Friday, April 30, 2010

Buy Dawn to Help Wildlife in the Gulf Coast

As most people in America know, Dawn has been assisting in wildlife rescue efforts for many years. Today, the first oily bird has been rescued as part of the clean-up efforts concerning the BP oil spill. The wildlife rescuers were using Dawn to help the Northern Gannet.

As I sat here, wondering what I could do to help with such an overwhelming crisis, the answer that came to me was simple. We can show our support for the wildlife rescue efforts by purchasing Dawn products in the next few months. One dollar from your purchase goes directly to saving wildlife, including the Gulf of Mexico. The oil spill is threatening precious Louisiana wildlife habitats. If we all purchased Dawn products, though, imagine the possibilities of that powerful donation.

Should you choose to purchase Dawn, you can activate your donation by clicking here. Bookmark it, and pass it on to others!

ZEUS

Thursday, April 29, 2010

Digital Affairs

I know this may come as a shock to some viewers, but I have gotten several marriage proposals throughout the years. What can I say? The femme felines adore me.

Nonetheless, I have always recognized the limitations of my predicament. Rather than give false hope to a lady, I'd rather sit on my butt, flip my hind paws behind my head, and give myself a good cleaning. Honestly, I've always thought that was rather altruistic of me.

Imagine my surprise, then, when I stumbled onto this article about 27 year-old Sal 9000 (the only name he would give interviewers) who married a video game character named Nene on his Nintendo DS.

Apparently, anything is possible these days including interdigital relationships.

This, however, has given me hope for the human pet. Seeing as she's not married, I plan on hooking her up with Jin Kazama, her go-to character on Tekken. The only problem is that we live in Texas, and I doubt that'll go over well.

Zeus

Wednesday, April 21, 2010

Hello. My name is Zeus, and I have Foreign Accent Syndrome.

For years, I used to wonder why I had such an affinity for speaking the human language. Many of my fellow blogging felines prefer to use dialects of Cat-o-nese, but for the life of me, I could never quite figure out what my problem was.

That is until I came across this article. Poor Sarah Colwill, a 35 year-old British woman, had herself a whopping migraine, and ouila! She now speaks with a Chinese accent. She has what experts call Foreign Accent Syndrome.

Getting back to me (since it is all about me), this only leads me to believe that I am the poor, innocent victim of severe brain trauma. I too must suffer from FAS, and seeing as though I do not remember ever experiencing it, I must have been a kitten when it occurred. And further still, since I know I take care of myself tremendously well, it must have been my...

HUMAN PET

...who did this to me.

Did she drop me on my head when I was a wee kitten?

Did she bump my head when I was getting one of those heinous baths?
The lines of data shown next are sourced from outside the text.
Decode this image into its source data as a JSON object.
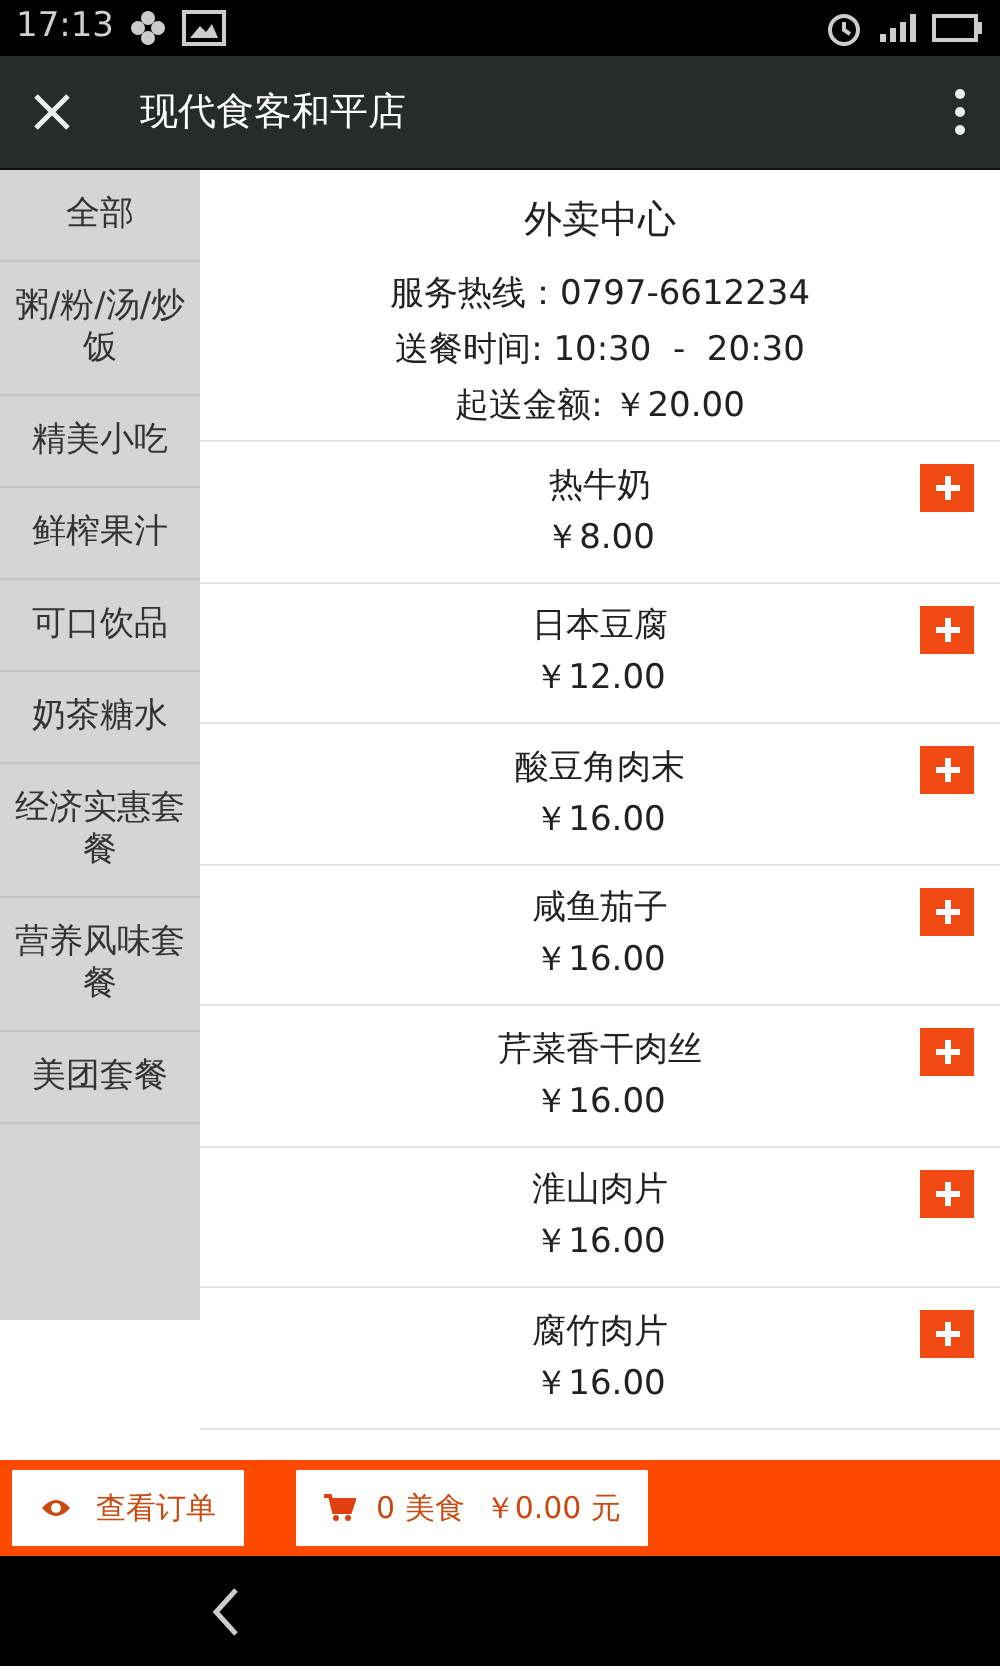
{
  "status_bar": {
    "time": "17:13"
  },
  "header": {
    "title": "现代食客和平店"
  },
  "sidebar": {
    "items": [
      {
        "label": "全部"
      },
      {
        "label": "粥/粉/汤/炒饭"
      },
      {
        "label": "精美小吃"
      },
      {
        "label": "鲜榨果汁"
      },
      {
        "label": "可口饮品"
      },
      {
        "label": "奶茶糖水"
      },
      {
        "label": "经济实惠套餐"
      },
      {
        "label": "营养风味套餐"
      },
      {
        "label": "美团套餐"
      }
    ]
  },
  "info": {
    "title": "外卖中心",
    "lines": [
      "服务热线：0797-6612234",
      "送餐时间: 10:30  -  20:30",
      "起送金额: ￥20.00"
    ]
  },
  "menu_items": [
    {
      "name": "热牛奶",
      "price": "￥8.00"
    },
    {
      "name": "日本豆腐",
      "price": "￥12.00"
    },
    {
      "name": "酸豆角肉末",
      "price": "￥16.00"
    },
    {
      "name": "咸鱼茄子",
      "price": "￥16.00"
    },
    {
      "name": "芹菜香干肉丝",
      "price": "￥16.00"
    },
    {
      "name": "淮山肉片",
      "price": "￥16.00"
    },
    {
      "name": "腐竹肉片",
      "price": "￥16.00"
    }
  ],
  "bottom_bar": {
    "orders_button": "查看订单",
    "cart_count": "0 美食",
    "cart_total": "￥0.00 元"
  }
}
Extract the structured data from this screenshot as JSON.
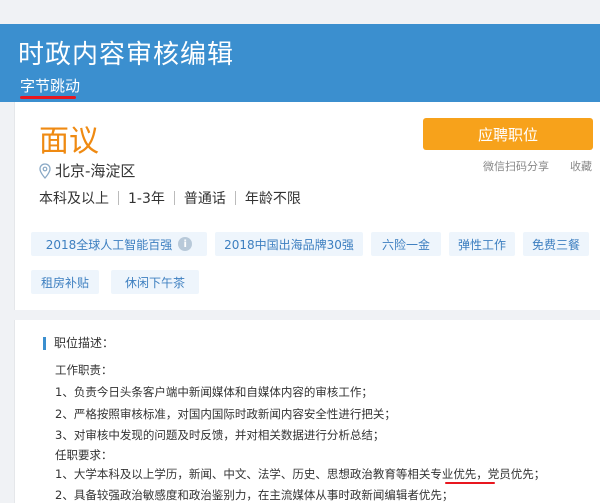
{
  "header": {
    "title": "时政内容审核编辑",
    "company": "字节跳动"
  },
  "job": {
    "salary": "面议",
    "apply_label": "应聘职位",
    "share_label": "微信扫码分享",
    "collect_label": "收藏",
    "location": "北京-海淀区",
    "requirements": [
      "本科及以上",
      "1-3年",
      "普通话",
      "年龄不限"
    ],
    "tags": [
      "2018全球人工智能百强",
      "2018中国出海品牌30强",
      "六险一金",
      "弹性工作",
      "免费三餐",
      "租房补贴",
      "休闲下午茶"
    ]
  },
  "description": {
    "title": "职位描述：",
    "lines": [
      "工作职责：",
      "1、负责今日头条客户端中新闻媒体和自媒体内容的审核工作；",
      "2、严格按照审核标准，对国内国际时政新闻内容安全性进行把关；",
      "3、对审核中发现的问题及时反馈，并对相关数据进行分析总结；",
      "任职要求：",
      "1、大学本科及以上学历，新闻、中文、法学、历史、思想政治教育等相关专业优先，党员优先；",
      "2、具备较强政治敏感度和政治鉴别力，在主流媒体从事时政新闻编辑者优先；"
    ]
  },
  "colors": {
    "header_bg": "#3b8fcf",
    "salary": "#ef8a12",
    "apply_bg": "#f7a21b",
    "tag_bg": "#eef5fc",
    "tag_text": "#3d7fc0",
    "highlight_underline": "#e8171f"
  }
}
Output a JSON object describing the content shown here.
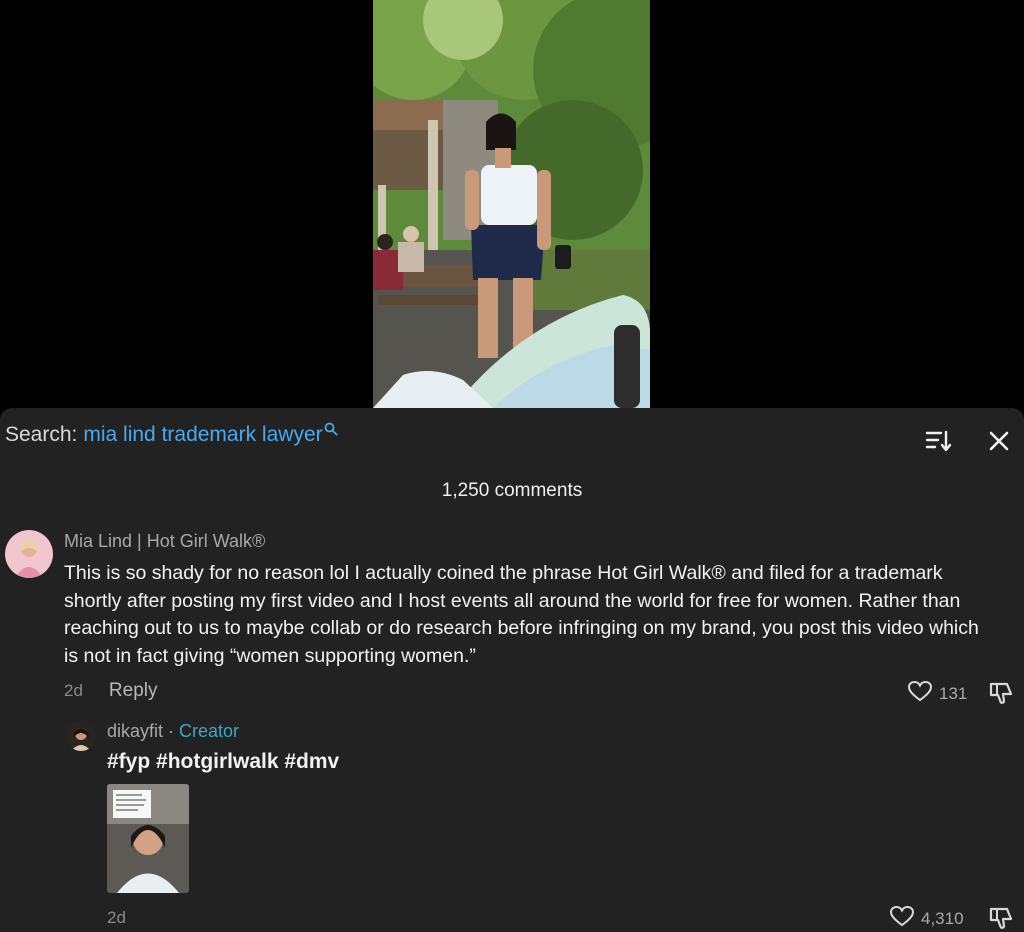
{
  "search": {
    "label": "Search:",
    "query": "mia lind trademark lawyer"
  },
  "comments_count": "1,250 comments",
  "comments": [
    {
      "author": "Mia Lind | Hot Girl Walk®",
      "text": "This is so shady for no reason lol I actually coined the phrase Hot Girl Walk® and filed for a trademark shortly after posting my first video and I host events all around the world for free for women. Rather than reaching out to us to maybe collab or do research before infringing on my brand, you post this video which is not in fact giving “women supporting women.”",
      "time": "2d",
      "reply_label": "Reply",
      "likes": "131"
    },
    {
      "author": "dikayfit",
      "separator": "·",
      "badge": "Creator",
      "text": "#fyp #hotgirlwalk #dmv",
      "time": "2d",
      "likes": "4,310"
    }
  ],
  "colors": {
    "sheet_background": "#222222",
    "search_query": "#4aa8f0",
    "creator_badge": "#3ea6c9"
  },
  "icons": [
    "search-icon",
    "sort-icon",
    "close-icon",
    "heart-icon",
    "dislike-icon"
  ]
}
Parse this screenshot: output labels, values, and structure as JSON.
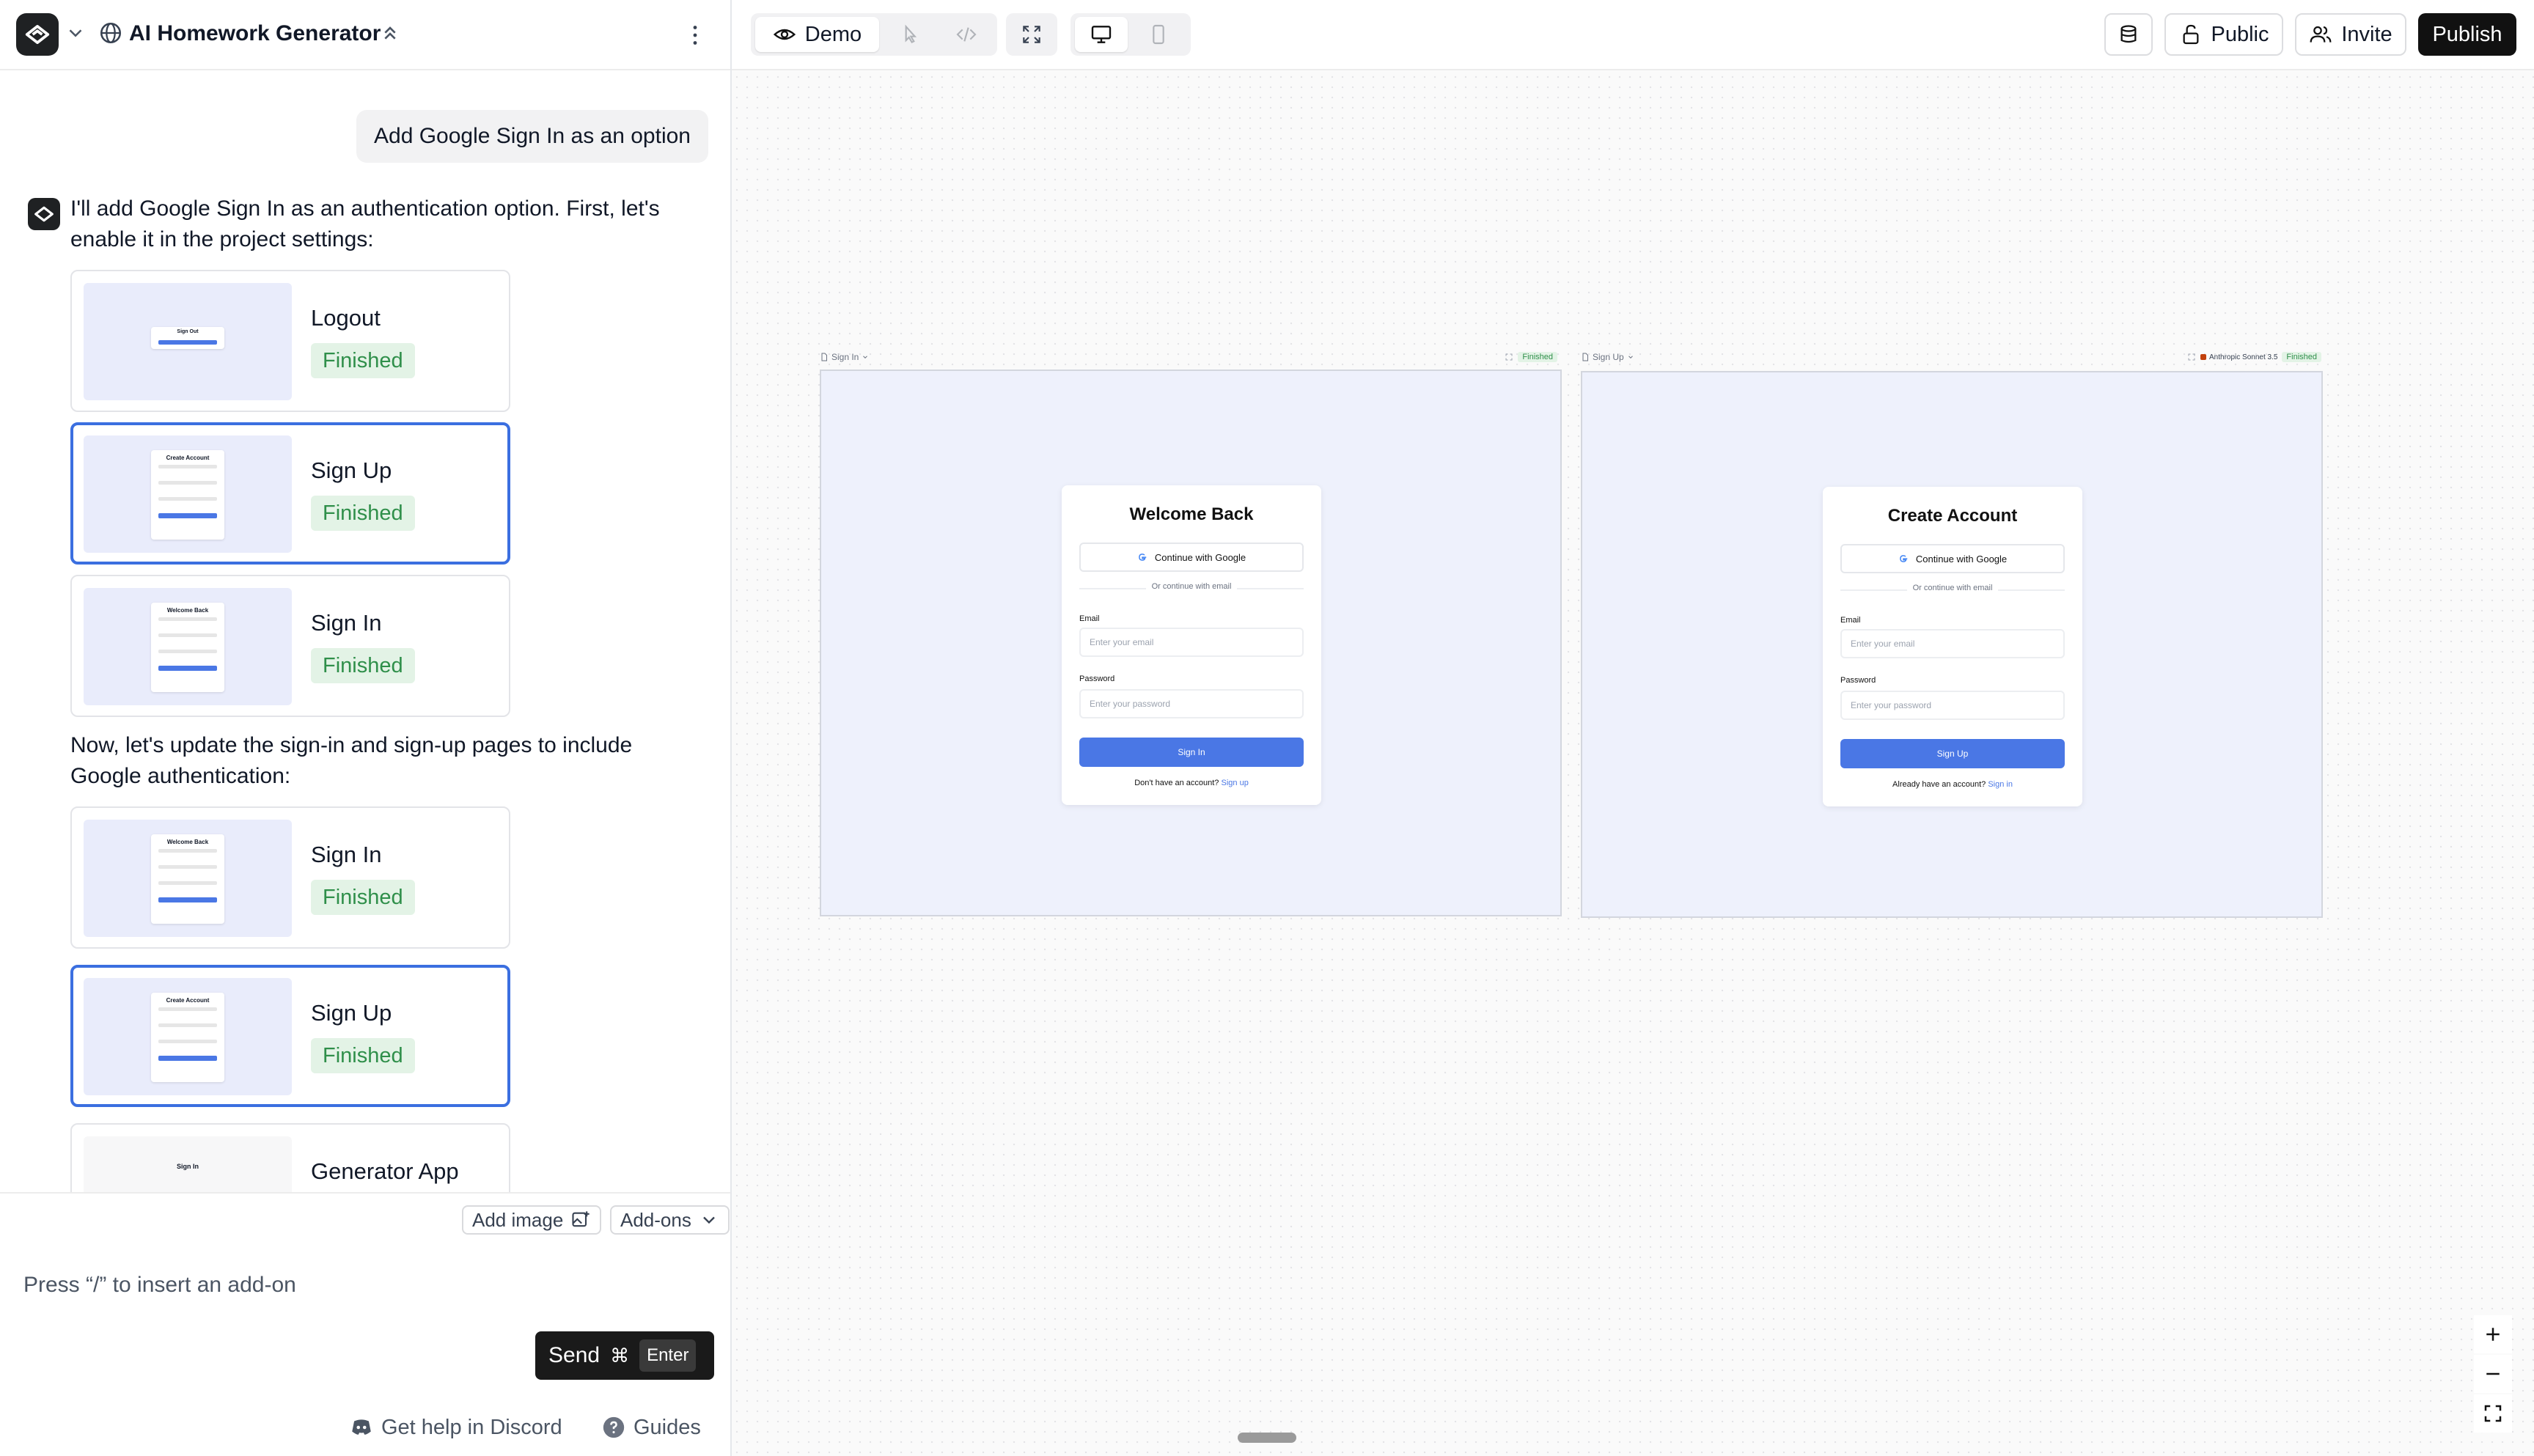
{
  "header": {
    "project_title": "AI Homework Generator"
  },
  "chat": {
    "user_message": "Add Google Sign In as an option",
    "ai_message_1": "I'll add Google Sign In as an authentication option. First, let's enable it in the project settings:",
    "ai_message_2": "Now, let's update the sign-in and sign-up pages to include Google authentication:",
    "cards": [
      {
        "title": "Logout",
        "status": "Finished",
        "thumb_title": "Sign Out"
      },
      {
        "title": "Sign Up",
        "status": "Finished",
        "thumb_title": "Create Account"
      },
      {
        "title": "Sign In",
        "status": "Finished",
        "thumb_title": "Welcome Back"
      },
      {
        "title": "Sign In",
        "status": "Finished",
        "thumb_title": "Welcome Back"
      },
      {
        "title": "Sign Up",
        "status": "Finished",
        "thumb_title": "Create Account"
      },
      {
        "title": "Generator App",
        "status": "",
        "thumb_title": "Sign In"
      }
    ]
  },
  "composer": {
    "add_image": "Add image",
    "addons": "Add-ons",
    "placeholder": "Press “/” to insert an add-on",
    "send": "Send",
    "cmd": "⌘",
    "enter": "Enter"
  },
  "footer": {
    "discord": "Get help in Discord",
    "guides": "Guides"
  },
  "toolbar": {
    "demo": "Demo",
    "public": "Public",
    "invite": "Invite",
    "publish": "Publish"
  },
  "canvas": {
    "signin": {
      "frame_name": "Sign In",
      "status": "Finished",
      "title": "Welcome Back",
      "google": "Continue with Google",
      "divider": "Or continue with email",
      "email_label": "Email",
      "email_ph": "Enter your email",
      "password_label": "Password",
      "password_ph": "Enter your password",
      "button": "Sign In",
      "footer_text": "Don't have an account?",
      "footer_link": "Sign up"
    },
    "signup": {
      "frame_name": "Sign Up",
      "model": "Anthropic Sonnet 3.5",
      "status": "Finished",
      "title": "Create Account",
      "google": "Continue with Google",
      "divider": "Or continue with email",
      "email_label": "Email",
      "email_ph": "Enter your email",
      "password_label": "Password",
      "password_ph": "Enter your password",
      "button": "Sign Up",
      "footer_text": "Already have an account?",
      "footer_link": "Sign in"
    }
  },
  "colors": {
    "accent": "#3b6fe0",
    "finished_bg": "#e3f3e6",
    "finished_text": "#2f8f4a",
    "dark": "#1f2123"
  }
}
Did she roll over on top of me and snuff the air from my lungs?

So many unanswered questions! Curse you, woman!

Too bad my accent is so generic. If only I had a really great accent afflicting me like French or German or even Spanish. Quick - someone smack me upside my head so I can speak all sexified like Antonio Banderas!

ZEUS

Monday, April 19, 2010

Write on, woman!

Even though the human pet hasn't let me come on to write anything new of my own in awhile, that hasn't stopped her from continuing on with her own writing. At the beginning of the year, the pet believed that it might be a good idea to see if she could make some extra cash by participating in some writing contests. In February, she had entered Women on Writing's 2010 Winter Contest, and truth be told, she hadn't expected anything to come out of her efforts.

Well, lo and behold, we have a published author on our paws!

The human pet has made it into THE TOP TEN out of 300 entries!!!

She will be featured on WoW's online magazine, interviewed by The Muffin, and receive some very nice prizes. She will probably find out in the next two weeks whether or not she has made it into the proverbial Winner's Circle. (Claws crossed that she does because money is money! You know what I mean?!)

Sure, she may have cockblocked me from the computer for the past few months, but you know what? I honestly don't mind too much at the moment.

I might change my mind tomorrow, but then again, I can do that. I'm a cat.

ZEUS

Sunday, April 11, 2010

I need a plan of attack

Has it really been over a month since I found time to sneak onto the computer to post anything?

How sad is that?

Of course, the human pet has time to farm her digital farm and shoot people on behalf of her mafia on Facebook. Far be it for me to stop her from planting her pixeled tulips or collecting weapons depot items. Am I really asking for too much to have a set day to do my thing?

Any suggestions on how to win her over would be appreciated.